We provide a simple script to do this:
sam_filter.py SAM-file classifiers -f FASTA-reference -m gene-models -o output-SAM
- SAM-file is the input spliced alignment file that you wish to filter.
- classifiers are input
zip
archives that contain organism-specific classifier data. We provide pre-built classifiers for over 100 organisms in theclassifiers
sub-directory. - FASTA-reference is the input reference genome that was used for the alignments.
- gene-models are the gene models (GTF or GFF3 format) that correspond to the reference genome.

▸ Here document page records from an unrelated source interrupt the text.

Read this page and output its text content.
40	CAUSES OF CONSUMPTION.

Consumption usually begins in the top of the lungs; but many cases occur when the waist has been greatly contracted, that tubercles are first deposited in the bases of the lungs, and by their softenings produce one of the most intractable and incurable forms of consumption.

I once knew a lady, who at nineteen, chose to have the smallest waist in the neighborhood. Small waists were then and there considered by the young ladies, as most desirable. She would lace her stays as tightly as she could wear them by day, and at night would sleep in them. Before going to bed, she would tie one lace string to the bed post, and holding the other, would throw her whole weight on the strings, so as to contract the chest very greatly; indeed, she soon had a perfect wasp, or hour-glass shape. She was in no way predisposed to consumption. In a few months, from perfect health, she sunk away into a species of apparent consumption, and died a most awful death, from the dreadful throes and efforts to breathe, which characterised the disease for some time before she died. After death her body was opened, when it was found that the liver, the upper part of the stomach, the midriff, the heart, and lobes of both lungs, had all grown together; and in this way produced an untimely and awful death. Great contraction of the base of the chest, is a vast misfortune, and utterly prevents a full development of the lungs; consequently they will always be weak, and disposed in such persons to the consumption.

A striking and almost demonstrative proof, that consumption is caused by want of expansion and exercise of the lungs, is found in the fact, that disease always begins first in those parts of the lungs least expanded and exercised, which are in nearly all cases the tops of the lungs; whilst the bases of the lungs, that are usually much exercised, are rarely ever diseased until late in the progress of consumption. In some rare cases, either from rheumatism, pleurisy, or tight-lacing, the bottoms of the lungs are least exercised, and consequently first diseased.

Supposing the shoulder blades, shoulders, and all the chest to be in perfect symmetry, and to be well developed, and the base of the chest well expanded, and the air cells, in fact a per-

For example, reads aligned to the GRCh37 version of the H. sapiens genome with TopHat
could be filtered as follows:
sam_filter.py accepted_hits.sam Homo_sapiens.zip -f Homo_sapiens.GRCh37.68.dna.toplevel.fa -m Homo_sapiens.GRCh37.68.gtf -o filtered.sam
Predicting Splice Graphs¶
SpliceGrapher’s primary objective is to predict splice graphs, which is accomplished using the program predict_graphs.py. It can combine evidence provided by gene models, EST alignments and NGS alignments to predict splice forms for a gene. The most common approach is to use NGS alignments:
predict_graphs.py SAM-file -d prediction-directory
For example, assuming reads have been filtered as outlined in the H. sapiens example above, one could make predictions for all human genes as follows:
predict_graphs.py filtered.sam -m Homo_sapiens.GRCh37.68.gtf -d predicted
Splice graphs are stored in the predicted directory, organized by chromosome. For example, the output graph for the gene SLC35B2 from chromosome 6 would appear in the file predicted/6/SLC35B2.gff. The splice graph output GFF format is used by all of SpliceGrapher’s plotting and viewing tools.
Viewing Splice Graphs¶
To view one or more splice graphs, use the view_splicegraphs.py
script. For
example, to view the graph stored in SLC35B2.gff
, simply enter:
view_splicegraphs.py SLC35B2.gff
This produces a figure of the splice graph with minimal annotations, but the script also provides options for adding details to the figures. Also see the plotter.py tool that provides facilities for plotting publication-quality figures.
Additional Information¶
See the User’s Guide for more details on these and other scripts. See our publication in Genome Biology for details on our approach and our results.